Selon le professeur, l’exemple de Child montre que la disruption “ne se résume pas à être un super-héros,” mais plutôt à des individus ordinaires adoptant certains comportements avec curiosité. “C’est un rappel qu’il n’y a pas de ligne droite vers le succès,” a-t-il déclaré. Elle a commencé à travailler sur son chef-d’œuvre, Mastering the Art of French Cooking, pendant environ dix ans, avant de réussir après deux changements d’éditeur. Elle avait échoué à son premier examen au Cordon Bleu de Paris, mais a persévéré pour devenir la femme qui a introduit la cuisine française dans la culture américaine. “C’est une histoire classique de parcours héroïque,” a-t-il ajouté.
Anthony a cité le premier repas français que Child a préparé pour son mari, un plat à base de cervelle mijotée dans le vin rouge. “Tout le monde s’accordait à dire que c’était un désastre.” Mais, une fois de plus, a-t-il souligné, l’effort déployé était le véritable enjeu.
Points à retenir
- Les étudiants expriment une crainte face à l’utilisation de l’IA dans leur apprentissage.
- La dépendance excessive aux outils IA pourrait diminuer les compétences en pensée critique.
- Des études montrent que l’utilisation de l’IA peut entraîner une “dette cognitive.”
- Les méthodes d’évaluation doivent se dissocier de la technologie pour évaluer le véritable apprentissage.
- Le parcours vers le succès est souvent semé d’embûches, comme en témoigne l’exemple de Julia Child.
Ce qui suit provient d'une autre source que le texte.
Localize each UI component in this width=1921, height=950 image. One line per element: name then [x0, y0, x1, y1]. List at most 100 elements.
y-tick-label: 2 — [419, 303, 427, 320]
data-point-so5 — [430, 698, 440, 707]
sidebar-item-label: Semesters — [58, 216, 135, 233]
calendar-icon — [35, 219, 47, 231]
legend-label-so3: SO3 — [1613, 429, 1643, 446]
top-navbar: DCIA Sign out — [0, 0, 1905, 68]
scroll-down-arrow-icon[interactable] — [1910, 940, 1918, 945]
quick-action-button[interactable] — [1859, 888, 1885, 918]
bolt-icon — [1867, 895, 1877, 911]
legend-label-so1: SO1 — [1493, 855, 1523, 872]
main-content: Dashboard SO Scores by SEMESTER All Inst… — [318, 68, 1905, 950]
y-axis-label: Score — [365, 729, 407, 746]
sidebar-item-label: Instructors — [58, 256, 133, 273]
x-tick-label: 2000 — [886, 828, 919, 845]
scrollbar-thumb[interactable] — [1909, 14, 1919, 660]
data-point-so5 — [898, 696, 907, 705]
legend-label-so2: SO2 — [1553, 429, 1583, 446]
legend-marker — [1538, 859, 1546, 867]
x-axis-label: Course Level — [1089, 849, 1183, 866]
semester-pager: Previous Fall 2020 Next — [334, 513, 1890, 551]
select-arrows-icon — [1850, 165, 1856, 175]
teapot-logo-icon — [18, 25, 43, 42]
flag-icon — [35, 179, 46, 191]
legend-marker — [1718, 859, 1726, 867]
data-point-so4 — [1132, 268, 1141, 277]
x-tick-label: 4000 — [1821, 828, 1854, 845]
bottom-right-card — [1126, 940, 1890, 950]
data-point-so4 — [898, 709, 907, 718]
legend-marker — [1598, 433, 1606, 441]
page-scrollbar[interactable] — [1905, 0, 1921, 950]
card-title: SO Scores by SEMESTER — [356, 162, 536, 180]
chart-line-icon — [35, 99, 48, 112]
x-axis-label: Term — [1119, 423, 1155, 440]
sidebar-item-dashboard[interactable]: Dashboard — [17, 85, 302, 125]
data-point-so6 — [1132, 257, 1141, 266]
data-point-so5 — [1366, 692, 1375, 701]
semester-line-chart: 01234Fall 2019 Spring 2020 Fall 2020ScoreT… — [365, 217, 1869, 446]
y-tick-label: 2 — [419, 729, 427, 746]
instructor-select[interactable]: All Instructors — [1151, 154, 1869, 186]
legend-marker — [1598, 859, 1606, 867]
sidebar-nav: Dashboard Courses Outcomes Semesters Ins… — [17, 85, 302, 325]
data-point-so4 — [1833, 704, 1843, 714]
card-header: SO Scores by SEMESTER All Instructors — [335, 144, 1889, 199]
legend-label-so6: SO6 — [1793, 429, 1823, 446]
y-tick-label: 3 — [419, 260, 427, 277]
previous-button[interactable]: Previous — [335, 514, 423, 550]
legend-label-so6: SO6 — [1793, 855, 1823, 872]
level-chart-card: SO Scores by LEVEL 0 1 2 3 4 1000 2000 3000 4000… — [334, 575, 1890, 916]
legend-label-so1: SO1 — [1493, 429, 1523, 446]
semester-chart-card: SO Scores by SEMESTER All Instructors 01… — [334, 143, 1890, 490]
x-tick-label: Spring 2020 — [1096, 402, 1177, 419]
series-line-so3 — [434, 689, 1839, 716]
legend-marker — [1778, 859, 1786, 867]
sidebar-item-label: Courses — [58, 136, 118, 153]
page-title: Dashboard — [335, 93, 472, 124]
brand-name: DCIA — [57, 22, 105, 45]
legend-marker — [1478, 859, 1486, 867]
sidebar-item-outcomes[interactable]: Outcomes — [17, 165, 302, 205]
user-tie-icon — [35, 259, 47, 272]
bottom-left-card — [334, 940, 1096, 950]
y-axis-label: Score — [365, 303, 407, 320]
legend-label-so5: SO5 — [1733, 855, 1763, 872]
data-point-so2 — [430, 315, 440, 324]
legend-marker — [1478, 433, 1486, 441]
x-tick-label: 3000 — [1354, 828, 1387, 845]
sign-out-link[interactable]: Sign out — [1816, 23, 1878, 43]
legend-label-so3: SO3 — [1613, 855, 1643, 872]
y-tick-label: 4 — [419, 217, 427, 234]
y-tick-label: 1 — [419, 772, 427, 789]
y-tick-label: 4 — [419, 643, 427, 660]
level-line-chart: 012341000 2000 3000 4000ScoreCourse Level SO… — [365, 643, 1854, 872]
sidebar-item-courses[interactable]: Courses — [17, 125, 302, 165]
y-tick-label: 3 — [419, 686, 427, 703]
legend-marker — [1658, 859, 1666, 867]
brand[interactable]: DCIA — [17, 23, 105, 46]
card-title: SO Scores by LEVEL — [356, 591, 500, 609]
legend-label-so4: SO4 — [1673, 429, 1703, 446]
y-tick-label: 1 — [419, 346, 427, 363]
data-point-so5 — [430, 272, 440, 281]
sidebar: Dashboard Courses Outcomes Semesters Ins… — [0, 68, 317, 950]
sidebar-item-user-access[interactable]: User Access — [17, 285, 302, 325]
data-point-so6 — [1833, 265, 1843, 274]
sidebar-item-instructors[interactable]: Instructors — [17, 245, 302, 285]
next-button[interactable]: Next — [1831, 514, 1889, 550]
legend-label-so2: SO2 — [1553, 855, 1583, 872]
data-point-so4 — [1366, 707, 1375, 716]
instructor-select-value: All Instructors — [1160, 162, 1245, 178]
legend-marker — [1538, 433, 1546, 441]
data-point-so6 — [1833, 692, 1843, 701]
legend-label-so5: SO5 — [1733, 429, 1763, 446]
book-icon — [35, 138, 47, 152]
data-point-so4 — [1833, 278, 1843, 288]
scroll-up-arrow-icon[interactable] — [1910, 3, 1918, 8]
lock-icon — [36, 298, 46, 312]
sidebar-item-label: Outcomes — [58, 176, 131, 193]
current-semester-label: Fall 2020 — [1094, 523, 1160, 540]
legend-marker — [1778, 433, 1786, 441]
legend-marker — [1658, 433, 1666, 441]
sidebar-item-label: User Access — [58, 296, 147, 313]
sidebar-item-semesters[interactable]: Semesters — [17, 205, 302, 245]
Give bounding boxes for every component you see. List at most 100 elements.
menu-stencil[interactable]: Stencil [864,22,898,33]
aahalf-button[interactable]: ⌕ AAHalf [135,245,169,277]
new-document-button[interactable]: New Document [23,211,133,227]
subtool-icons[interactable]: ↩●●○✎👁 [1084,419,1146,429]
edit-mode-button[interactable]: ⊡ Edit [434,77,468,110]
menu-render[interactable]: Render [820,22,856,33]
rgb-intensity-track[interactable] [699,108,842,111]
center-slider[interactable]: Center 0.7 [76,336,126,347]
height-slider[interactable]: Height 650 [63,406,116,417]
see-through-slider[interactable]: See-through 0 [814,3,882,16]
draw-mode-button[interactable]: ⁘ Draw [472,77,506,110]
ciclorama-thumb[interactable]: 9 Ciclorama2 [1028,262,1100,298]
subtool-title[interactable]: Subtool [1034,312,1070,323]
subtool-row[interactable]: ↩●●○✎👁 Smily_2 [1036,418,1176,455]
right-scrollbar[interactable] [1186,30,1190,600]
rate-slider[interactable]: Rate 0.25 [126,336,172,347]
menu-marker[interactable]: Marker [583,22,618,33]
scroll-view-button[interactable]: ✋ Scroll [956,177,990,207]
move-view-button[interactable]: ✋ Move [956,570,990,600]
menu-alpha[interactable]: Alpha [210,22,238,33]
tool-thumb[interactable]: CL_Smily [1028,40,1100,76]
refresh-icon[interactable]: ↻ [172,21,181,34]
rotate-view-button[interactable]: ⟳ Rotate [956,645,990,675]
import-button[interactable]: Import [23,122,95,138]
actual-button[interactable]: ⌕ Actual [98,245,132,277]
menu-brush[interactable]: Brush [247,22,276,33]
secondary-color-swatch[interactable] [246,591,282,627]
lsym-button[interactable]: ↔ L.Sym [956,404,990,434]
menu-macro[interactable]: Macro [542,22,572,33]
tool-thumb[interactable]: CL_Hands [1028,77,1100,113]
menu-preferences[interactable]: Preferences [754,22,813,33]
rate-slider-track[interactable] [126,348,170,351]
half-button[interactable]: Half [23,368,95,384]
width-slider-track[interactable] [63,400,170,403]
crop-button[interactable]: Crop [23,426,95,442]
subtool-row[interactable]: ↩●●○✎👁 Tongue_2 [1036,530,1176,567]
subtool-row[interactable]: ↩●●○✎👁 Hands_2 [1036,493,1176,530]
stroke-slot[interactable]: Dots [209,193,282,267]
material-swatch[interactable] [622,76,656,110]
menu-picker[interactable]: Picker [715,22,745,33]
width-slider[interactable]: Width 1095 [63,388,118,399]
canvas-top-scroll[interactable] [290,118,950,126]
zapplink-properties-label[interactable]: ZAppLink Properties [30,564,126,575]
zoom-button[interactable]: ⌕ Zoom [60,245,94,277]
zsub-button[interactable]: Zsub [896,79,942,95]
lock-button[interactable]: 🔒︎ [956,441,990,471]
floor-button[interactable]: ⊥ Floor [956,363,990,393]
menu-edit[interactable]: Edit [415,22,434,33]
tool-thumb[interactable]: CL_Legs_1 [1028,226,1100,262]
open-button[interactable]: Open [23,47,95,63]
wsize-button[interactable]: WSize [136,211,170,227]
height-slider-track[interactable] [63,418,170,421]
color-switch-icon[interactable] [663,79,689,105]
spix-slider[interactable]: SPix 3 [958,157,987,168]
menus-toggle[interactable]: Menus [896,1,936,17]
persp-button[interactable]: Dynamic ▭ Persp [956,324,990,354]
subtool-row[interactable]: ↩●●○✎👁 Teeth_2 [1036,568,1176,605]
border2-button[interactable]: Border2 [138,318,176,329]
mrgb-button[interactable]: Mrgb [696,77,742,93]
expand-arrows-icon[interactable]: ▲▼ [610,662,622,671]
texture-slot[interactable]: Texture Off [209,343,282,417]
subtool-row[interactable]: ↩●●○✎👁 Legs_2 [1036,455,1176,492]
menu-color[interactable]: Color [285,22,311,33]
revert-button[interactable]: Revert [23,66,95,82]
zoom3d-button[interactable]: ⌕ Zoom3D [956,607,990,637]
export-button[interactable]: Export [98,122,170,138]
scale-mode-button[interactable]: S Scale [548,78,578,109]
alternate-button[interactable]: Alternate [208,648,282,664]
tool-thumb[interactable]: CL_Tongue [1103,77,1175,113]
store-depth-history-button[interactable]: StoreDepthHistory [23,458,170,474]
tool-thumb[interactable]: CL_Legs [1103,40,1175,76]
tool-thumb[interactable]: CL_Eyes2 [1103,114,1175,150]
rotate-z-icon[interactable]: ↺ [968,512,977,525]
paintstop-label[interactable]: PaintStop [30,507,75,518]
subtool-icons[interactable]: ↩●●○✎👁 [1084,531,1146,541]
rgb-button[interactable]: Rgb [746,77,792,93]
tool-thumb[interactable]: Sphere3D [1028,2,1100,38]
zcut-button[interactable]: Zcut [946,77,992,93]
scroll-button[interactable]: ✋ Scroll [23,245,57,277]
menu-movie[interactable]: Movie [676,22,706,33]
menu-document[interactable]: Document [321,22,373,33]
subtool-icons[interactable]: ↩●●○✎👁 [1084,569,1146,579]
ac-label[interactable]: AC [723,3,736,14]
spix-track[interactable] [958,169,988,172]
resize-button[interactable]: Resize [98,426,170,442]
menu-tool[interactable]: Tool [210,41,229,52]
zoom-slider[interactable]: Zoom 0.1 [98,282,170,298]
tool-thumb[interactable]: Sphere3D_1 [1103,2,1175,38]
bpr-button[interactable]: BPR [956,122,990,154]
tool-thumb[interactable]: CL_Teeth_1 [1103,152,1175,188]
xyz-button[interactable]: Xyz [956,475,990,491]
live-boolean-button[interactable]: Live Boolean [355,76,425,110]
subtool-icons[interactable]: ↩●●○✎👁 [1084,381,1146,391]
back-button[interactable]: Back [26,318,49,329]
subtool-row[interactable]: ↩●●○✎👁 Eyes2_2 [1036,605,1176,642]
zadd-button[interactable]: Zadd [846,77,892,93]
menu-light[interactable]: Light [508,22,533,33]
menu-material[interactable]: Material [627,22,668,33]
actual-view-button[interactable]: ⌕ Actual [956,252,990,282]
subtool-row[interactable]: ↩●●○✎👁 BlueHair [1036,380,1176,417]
Il est clair que nous vivons une époque charnière où l’IA est en train de redéfinir les normes d’apprentissage et de travail. Je suis fasciné par l’équilibre à trouver entre l’adoption des nouvelles technologies et la préservation de nos compétences humaines. Comment pouvons-nous engager cette discussion sur l’IA et son impact tout en encourageant un apprentissage significatif dans nos institutions ? C’est un challenge passionnant qui mérite d’être approfondi.